First violin Guillaume Sutre states the weaving line of the second movement Andante with elegant yearning, marked cantabile, but whose accompaniment in thick textures threatens to block its progress. The central “B” section becomes darkly declamatory and emotionally lyric at once, a song that wants to be a chorale. The music moves down a full third to D Major for a set of colloquies between paired instruments, high and low. Yovan Markovitch’s cello makes its poignant presence felt. The Scherzo (Agitato) alternates D Minor and A Minor, asking violist da Silva to assume a real solo role of lyric breadth, while his fellow instrumentalists play with mutes. The viola and first violin engage in heated debate, legato often interrupted by jerky, abrupt motion. For his last movement, Brahms opts for his old resource, the theme-and-variations principle, although this movement represents his only such effort in the quartet medium. Marked Poco allegretto con variazioni, the music exerts classical lines tinged with harmonic freedom and ‘romantic’ audacity. The tune of the first movement will return, another concession to the cyclic impulse that drives late Beethoven, Schumann, and much of the Franco-Belgian school of composers. The viola in variation one once more assumes a concertante role. Though the ensuing variants become dreamy and perhaps sensually mysterious, a degree of nostalgia emerges, Doppio movimento, a sense of the tragic even in the midst of playful transformations. Even the coda refuses to give up the ghost, developing materials from the first and last movements whose manner would immediately inspire Mahler.

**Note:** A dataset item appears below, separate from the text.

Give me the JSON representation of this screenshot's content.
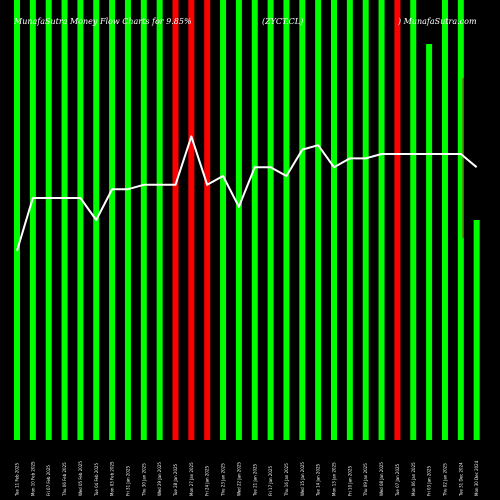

The Quatour Ysaye recorded Schoenberg’s “response” to Richard Dehmel’s poem 19-20 December 2011. The five stanzas of the poem generate five continuous sections in the string sextet, moving in large part from a despondent, even hysterical D Minor to a conciliatory D Major that suggests the Wagnerian theme of redemptive love.  The seamless transformation of theme pays homage to Schubert’s Wanderer Fantasy and Liszt’s B Minor Sonata. Once more, the viola writing (Isabel Charisius) assumes a febrile power, repeating some lamenting figures over thirty times and mixing in allusions to the Thais Mediation by Massenet in the midst of clearly Wagnerian post-Tristan harmony. Where in the poem the woman – pregnant by a man not her husband – speaks of maternal serenity, the music lingers in momentarily transcendent E Major. The Ysaye execute the ensuing tremolos and pizzicati with tense angst, and the woman falls into the sea of despondency and self-recrimination. The palpable heat reaches an unbearable climax, the woman’s having fallen silent in the milieu of the cold night in which the confession occurs. And then, in warm D Major, the man offers consolation which the cello part (Valentin Erben) intones with generous breadth.  The “supernatural” character of the man’s caritas Schoenberg invokes via muted strings in harmonics and pizzicatos over which a solo violin sails in “heartfelt” figures. First and second cellos contribute to the warmth of effect, quite magical; and one that will return at the end of this poem for string chamber ensemble, conveyed in flautando sonorities rendered with mesmerizing acuity, unrelieved tension, and often blazing commitment by these marvelous musicians. Sonic imaging by Matthieu Rondeau kept my ears mesmerized in every note, every silence.  The packaging is like a hard-bound book.